MPCSD Budget Stable, but District Remains Cautious on Spending | New

Ukraine’s ongoing war and rising costs to mitigate learning losses during the COVID-19 pandemic have strained school districts, including the Menlo Park City School District (MPCSD), according to the budget. of the district’s 2022-23 fiscal year.

The budget, passed in June, projects the district will generate about $65.1 million in revenue in the fiscal year beginning July 1 and expects to spend about $64.3 million.

Following the passage of Measure B’s Package Tax in November 2021, along with approximately $2 million in budget cuts over the years 2021-22 and 2022-23, the District is “now in a better financial position that is sustainable barring any other global pandemic or catastrophic events like the war between Russia and Ukraine,” according to the budget. The document notes that these events have driven up gasoline prices and food from these countries.

The parcel tax is expected to generate approximately $10.9 million in fiscal year 2022-23. It grossed around $9.1 million in the previous fiscal year.

The school board has a policy of keeping at least 15% of total annual expenditures in reserves. Reserves remain at just under 18%.

The district has committed to paying teachers more in 2019 with its Teacher Compensation Philosophy. Salaries and benefits represent approximately 90% of operating expenses.

The district will continue to monitor future enrollment growth as people move into developments around El Camino Real.

The budget assumes about 2,730 students in the next school year, a slight increase from the 2021-22 school year when there were about 2,716 students enrolled. Since enrollment is currently stable in the district, there will not be a significant increase in membership, according to the district.

Other Bay Area districts, including neighboring districts, are seeing declining enrollment.

As a community-funded (or grassroots aid) school district, funding is largely unrelated to enrollment growth. More students will need additional staff, which will cost more but without a commensurate increase in income.

Community-funded districts are not included in the governor’s budget funding for Transitional Kindergarten (TK), which districts are required to offer beginning in the 2022-23 school year.

The district plans to enroll approximately 38 TK students in the next school year.

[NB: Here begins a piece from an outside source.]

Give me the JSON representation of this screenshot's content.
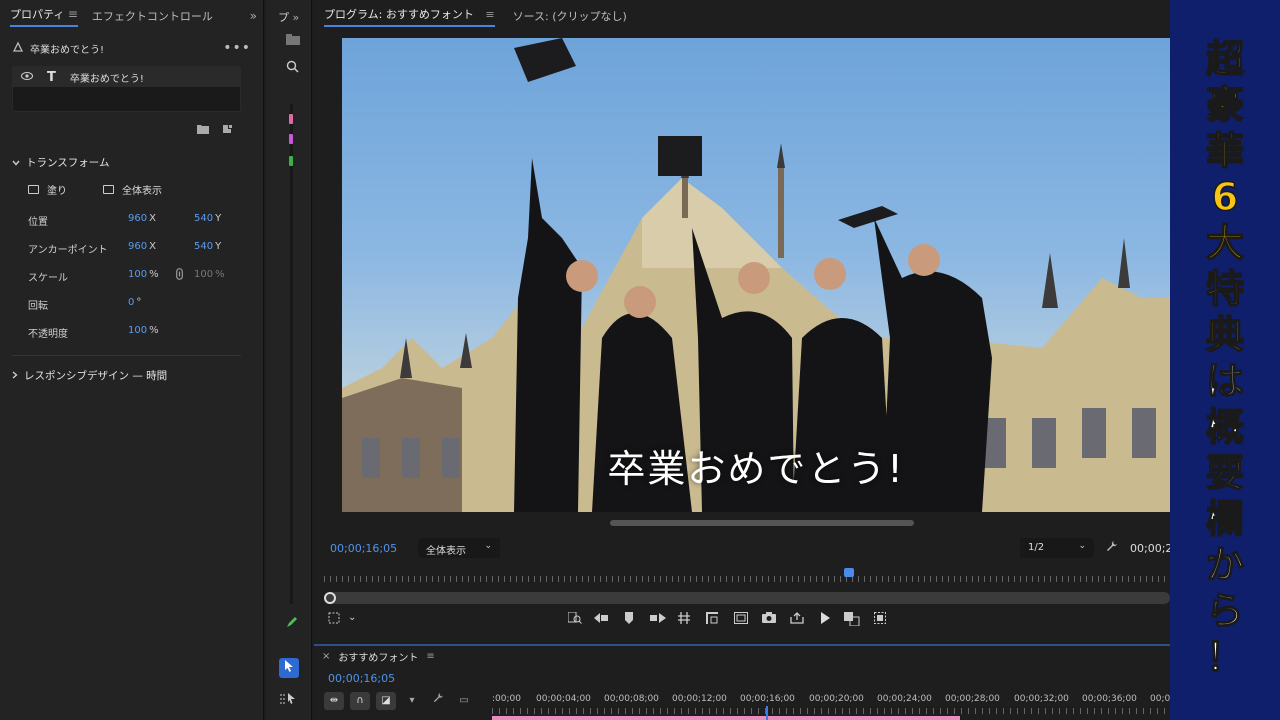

The State Teachers Retirement System (STRS) for graduate staff and the Public Employees Retirement System (PERS) for non-graduate staff strain the budget.

The employers’ contribution for teachers had previously remained stable at 8.25% of certified salaries. The employer’s contribution was increased from 8.25% to 19.1% over a seven-year period, increased under new state requirements beginning in fiscal year 2014-15.

During the pandemic, the governor relieved schools by reducing unfunded liabilities. In June, Governor Gavin Newsom offered relief in the form of a $3.6 billion flexible block grant that can be used for operational costs, including pension payments.

CalPERS employer rates are expected to drop from the current rate of 25.3% in 2022-23 to 25.2% in 2023-24 and 24.6% in 2024-25.

Due to high inflation (5% in April), the district continues to monitor changes as they affect the budget for books, materials, supplies, and other services.

In addition to high inflation, Governor Newsom noted that capital gains income (including earnings from stock market investments) is at historic highs (approximately 9.7% of total general fund income in 2021- 22) and are likely to return to norms closer to 5.5% in the future.

“With the current volatility and declines in the stock market, some loss of capital gains income seems likely in the near future and could complicate the task of balancing budgets,” according to the district budget document. “As the district assesses its long-term goals, it requires collaboration, creative thinking, and additional funds that are not part of current budget planning, such as funding for traditional knowledge. The revenue forecasting model is based on a constant and continuous growth of the property tax based on the latest trend and the world economy.”